Después del estruendo me dí vuelta asustado y vi a Jorge tirado en el piso con el pecho bañado en sangre. Diana, su mujer, con los ojos empapados buscaba pálida ayuda. Un disparo le dió a su esposo en el pecho cuando salíamos de la oficina y sólo atiné en ese momento a arrojar mi maletín al suelo, agacharme y colocar mis manos en su pecho destrozado.
La conozco desde hace diecinueve años. Somos socios. Comenzamos juntos en la Universidad de Buenos Aires la carrera de Contador Público. No tardé mucho en enamorarme de ella, pero justo la noche en que iba a declarar mi amor, no asistió a la fiesta organizada por el centro de estudiantes. Al día siguiente ya estaba de novia con un muchacho que había conocido en el casamiento de una amiga. Seis años más tarde, se casarían en la Iglesia San Ignacio y mis esperanzas de compartir el resto de mis días a su lado se derritieron en un sí, como un balazo en el corazón.
Le entregué mi celular para que llame a una ambulancia. Su desesperación hacía imposible marcar correctamente. Entonces solté el pecho, dejando correr la sangre, y marqué. Ya era tarde, no tenía batería.
Para ese entonces, Jorge estaba inconsciente, la hemorragia estaba contenida por la presión que ejercían mis manos sobre su tórax. Dependía de mí.
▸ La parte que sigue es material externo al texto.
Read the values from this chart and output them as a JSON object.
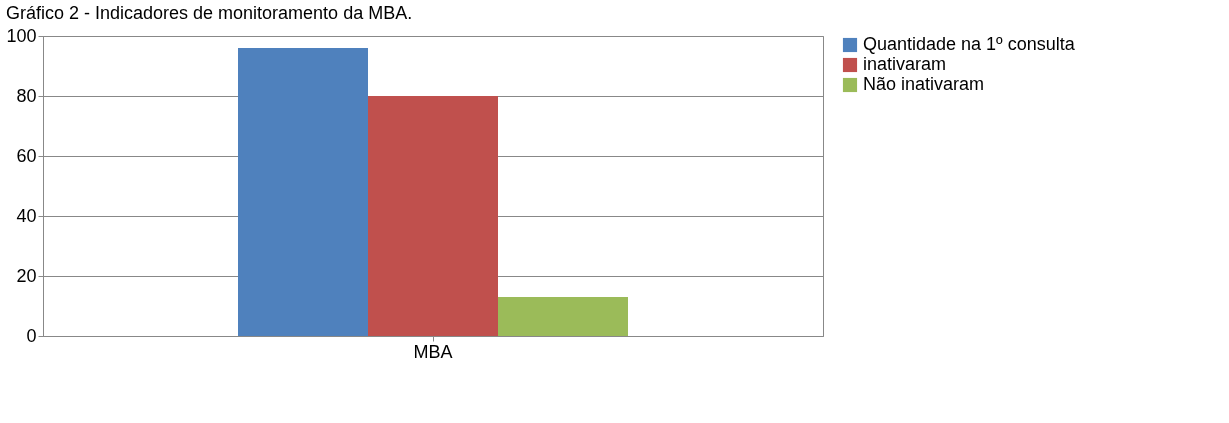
{
  "chart_data": {
    "type": "bar",
    "title": "Gráfico 2 - Indicadores de monitoramento da MBA.",
    "categories": [
      "MBA"
    ],
    "series": [
      {
        "name": "Quantidade na 1º consulta",
        "color": "#4f81bd",
        "values": [
          96
        ]
      },
      {
        "name": "inativaram",
        "color": "#c0504d",
        "values": [
          80
        ]
      },
      {
        "name": "Não inativaram",
        "color": "#9bbb59",
        "values": [
          13
        ]
      }
    ],
    "ylim": [
      0,
      100
    ],
    "yticks": [
      0,
      20,
      40,
      60,
      80,
      100
    ],
    "grid": "y",
    "legend": "right"
  }
}
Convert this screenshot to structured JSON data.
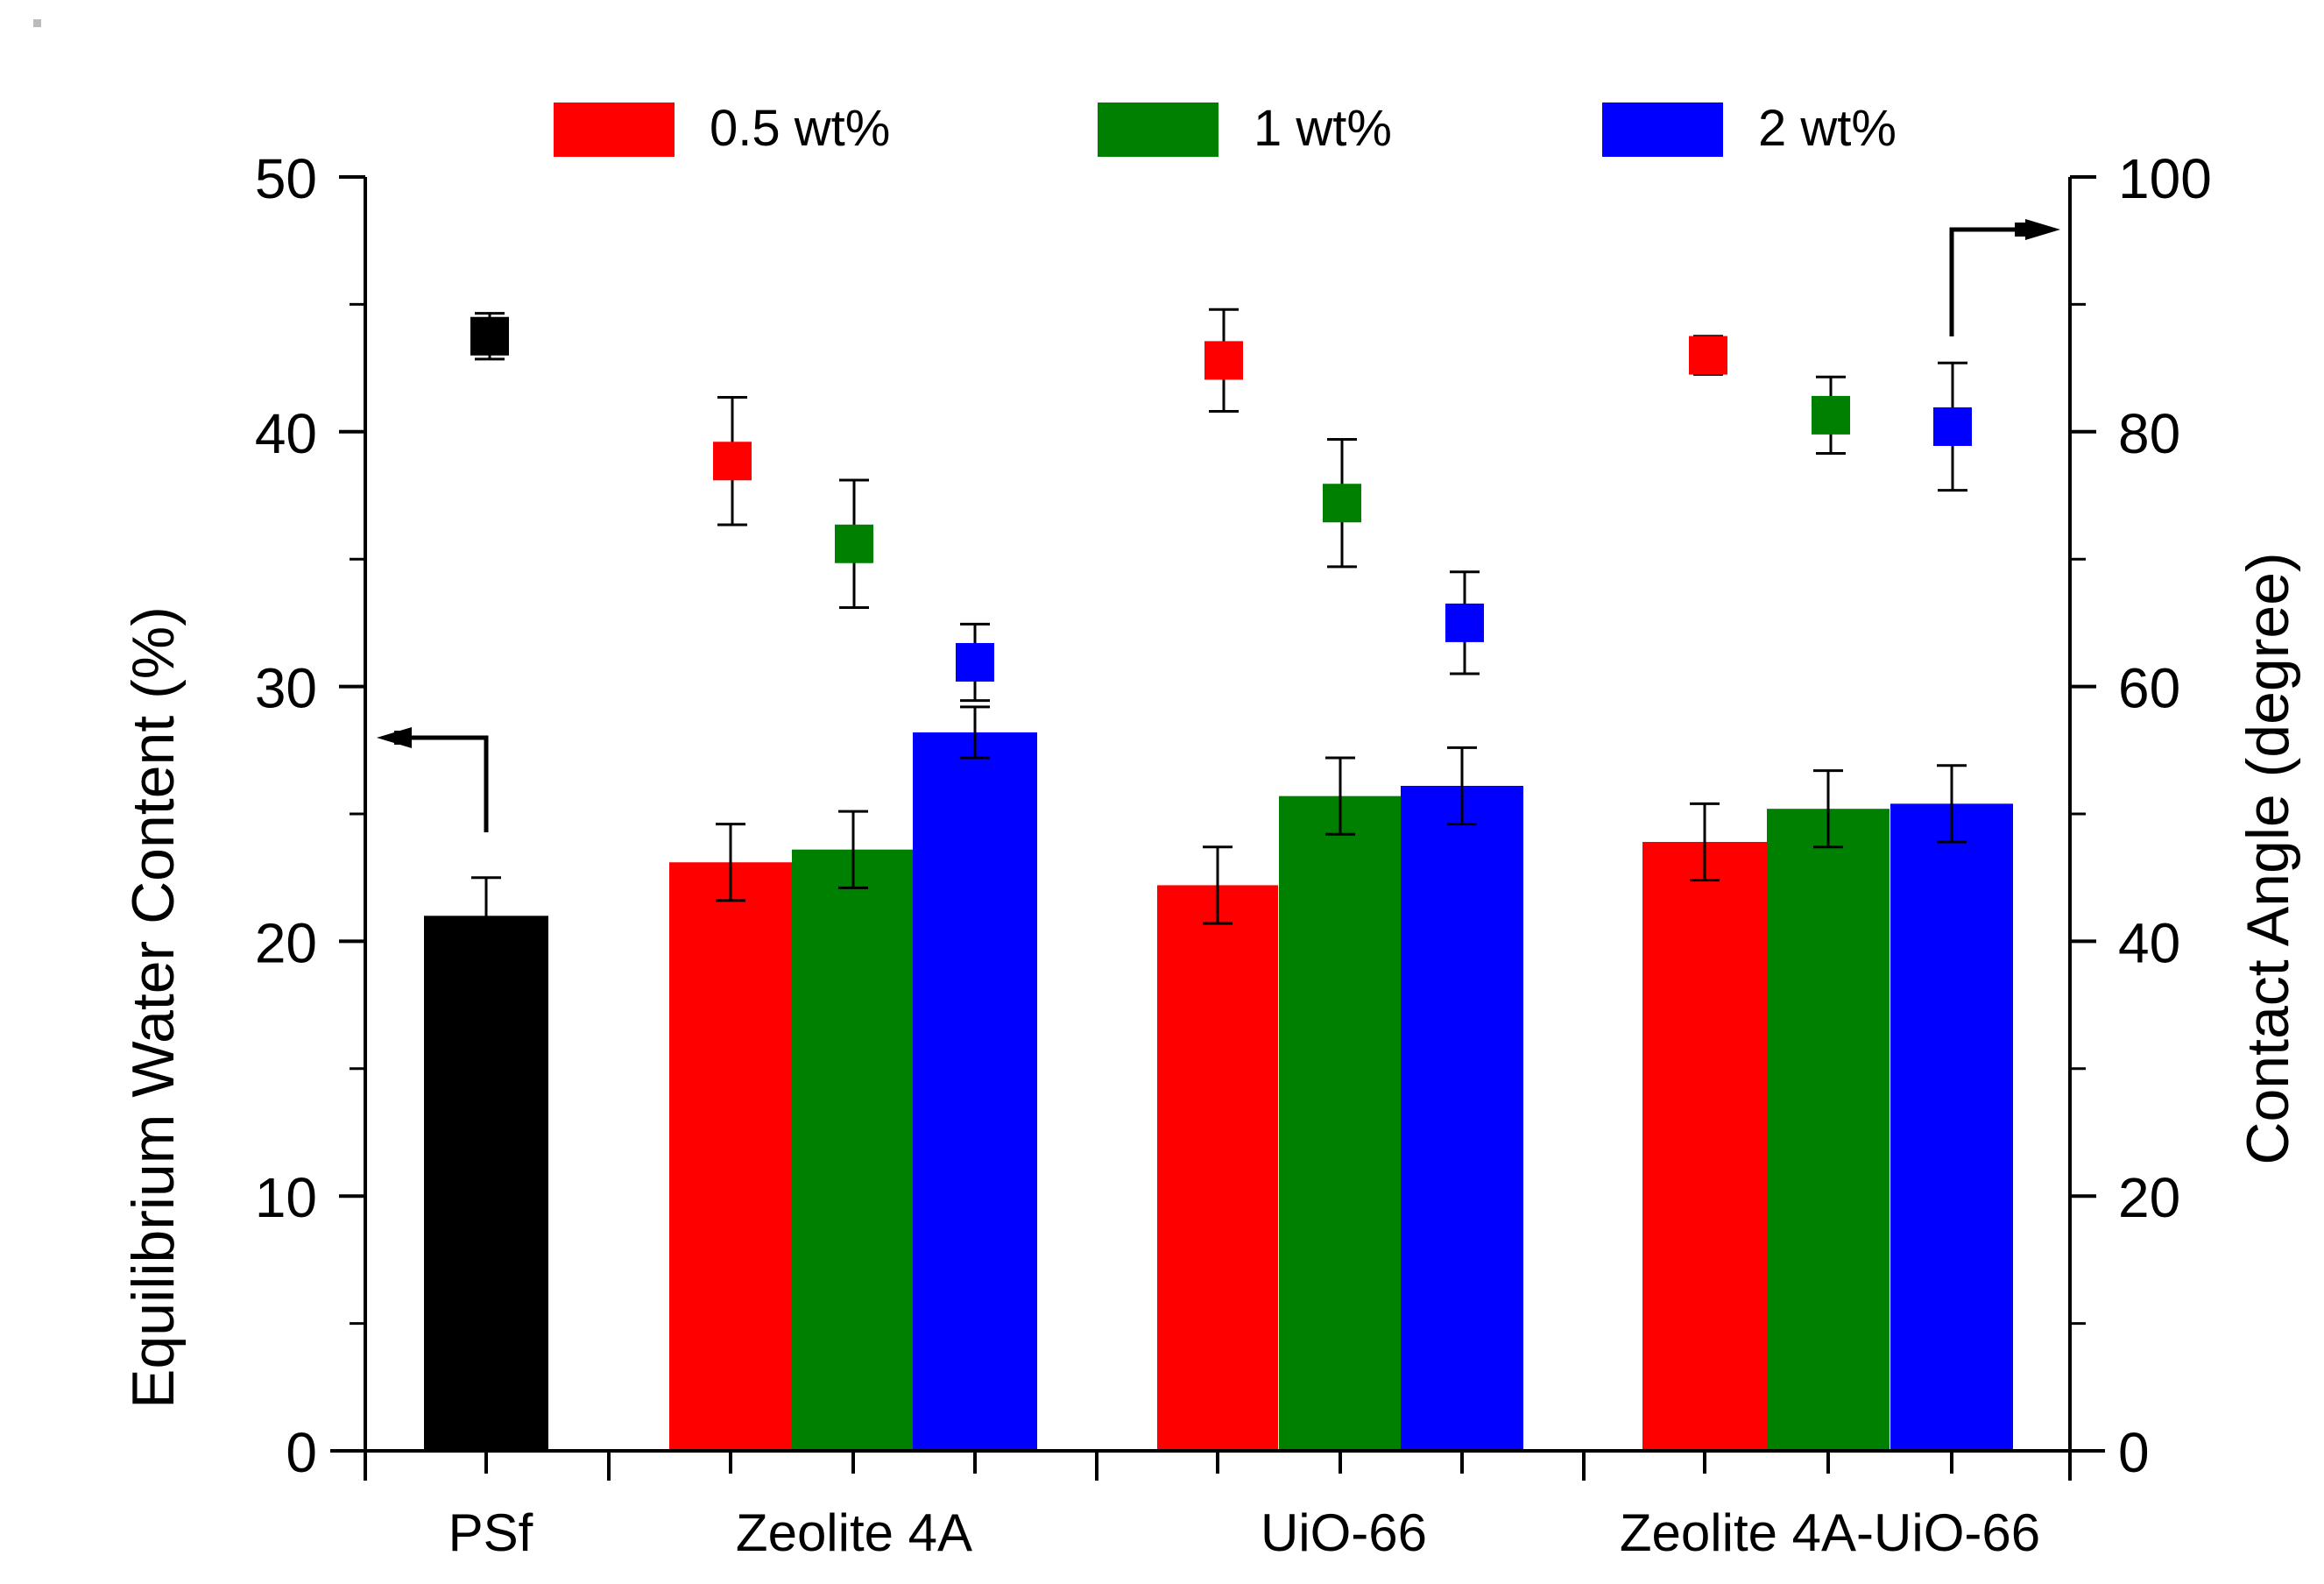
{
  "chart_data": {
    "type": "bar",
    "title": "",
    "categories": [
      "PSf",
      "Zeolite 4A",
      "UiO-66",
      "Zeolite 4A-UiO-66"
    ],
    "xlabel": "",
    "ylabel_left": "Equilibrium Water Content (%)",
    "ylabel_right": "Contact Angle (degree)",
    "ylim_left": [
      0,
      50
    ],
    "ylim_right": [
      0,
      100
    ],
    "yticks_left": [
      "0",
      "10",
      "20",
      "30",
      "40",
      "50"
    ],
    "yticks_right": [
      "0",
      "20",
      "40",
      "60",
      "80",
      "100"
    ],
    "colors": {
      "control": "#000000",
      "0.5 wt%": "#ff0000",
      "1 wt%": "#008000",
      "2 wt%": "#0000ff"
    },
    "legend": [
      {
        "label": "0.5 wt%",
        "color": "#ff0000"
      },
      {
        "label": "1 wt%",
        "color": "#008000"
      },
      {
        "label": "2 wt%",
        "color": "#0000ff"
      }
    ],
    "legend_placement": "top",
    "bars_ewc": [
      {
        "category": "PSf",
        "series": "PSf",
        "color": "#000000",
        "value": 21.0,
        "error": 1.5
      },
      {
        "category": "Zeolite 4A",
        "series": "0.5 wt%",
        "color": "#ff0000",
        "value": 23.1,
        "error": 1.5
      },
      {
        "category": "Zeolite 4A",
        "series": "1 wt%",
        "color": "#008000",
        "value": 23.6,
        "error": 1.5
      },
      {
        "category": "Zeolite 4A",
        "series": "2 wt%",
        "color": "#0000ff",
        "value": 28.2,
        "error": 1.0
      },
      {
        "category": "UiO-66",
        "series": "0.5 wt%",
        "color": "#ff0000",
        "value": 22.2,
        "error": 1.5
      },
      {
        "category": "UiO-66",
        "series": "1 wt%",
        "color": "#008000",
        "value": 25.7,
        "error": 1.5
      },
      {
        "category": "UiO-66",
        "series": "2 wt%",
        "color": "#0000ff",
        "value": 26.1,
        "error": 1.5
      },
      {
        "category": "Zeolite 4A-UiO-66",
        "series": "0.5 wt%",
        "color": "#ff0000",
        "value": 23.9,
        "error": 1.5
      },
      {
        "category": "Zeolite 4A-UiO-66",
        "series": "1 wt%",
        "color": "#008000",
        "value": 25.2,
        "error": 1.5
      },
      {
        "category": "Zeolite 4A-UiO-66",
        "series": "2 wt%",
        "color": "#0000ff",
        "value": 25.4,
        "error": 1.5
      }
    ],
    "points_contact_angle": [
      {
        "category": "PSf",
        "series": "PSf",
        "color": "#000000",
        "value": 87.5,
        "error": 1.8
      },
      {
        "category": "Zeolite 4A",
        "series": "0.5 wt%",
        "color": "#ff0000",
        "value": 77.7,
        "error": 5.0
      },
      {
        "category": "Zeolite 4A",
        "series": "1 wt%",
        "color": "#008000",
        "value": 71.2,
        "error": 5.0
      },
      {
        "category": "Zeolite 4A",
        "series": "2 wt%",
        "color": "#0000ff",
        "value": 61.9,
        "error": 3.0
      },
      {
        "category": "UiO-66",
        "series": "0.5 wt%",
        "color": "#ff0000",
        "value": 85.6,
        "error": 4.0
      },
      {
        "category": "UiO-66",
        "series": "1 wt%",
        "color": "#008000",
        "value": 74.4,
        "error": 5.0
      },
      {
        "category": "UiO-66",
        "series": "2 wt%",
        "color": "#0000ff",
        "value": 65.0,
        "error": 4.0
      },
      {
        "category": "Zeolite 4A-UiO-66",
        "series": "0.5 wt%",
        "color": "#ff0000",
        "value": 86.0,
        "error": 1.5
      },
      {
        "category": "Zeolite 4A-UiO-66",
        "series": "1 wt%",
        "color": "#008000",
        "value": 81.3,
        "error": 3.0
      },
      {
        "category": "Zeolite 4A-UiO-66",
        "series": "2 wt%",
        "color": "#0000ff",
        "value": 80.4,
        "error": 5.0
      }
    ],
    "annotations": [
      {
        "text": "arrow pointing to left axis for bars (Equilibrium Water Content)",
        "axis": "left"
      },
      {
        "text": "arrow pointing to right axis for squares (Contact Angle)",
        "axis": "right"
      }
    ]
  }
}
Si sobrevivía ella seguiría su vida con él. Si moría, en cambio, podría llegar a tener una oportunidad después de tanto esperar. Entonces comencé a aflojar mis manos. Levanté la vista y vi su desesperación. Hice presión nuevamente. Ella se dio vuelta y buscó un taxi. Entre mis dedos la chance de ser feliz. Subimos al taxi y fuimos al hospital. Se va a morir, gritaba desgarrada. Tomé otro pañuelo y se lo coloqué en la herida. Cada vez más blanco, Jorge aún seguía con vida. Llegamos al hospital y corrió en busca de una camilla, mientras lo bajaba del taxi se escurrió entre mis dedos otro poco de sangre. El camillero se lo llevó. Ya no dependía más de mí. Al rato salió el médico. No lo logré.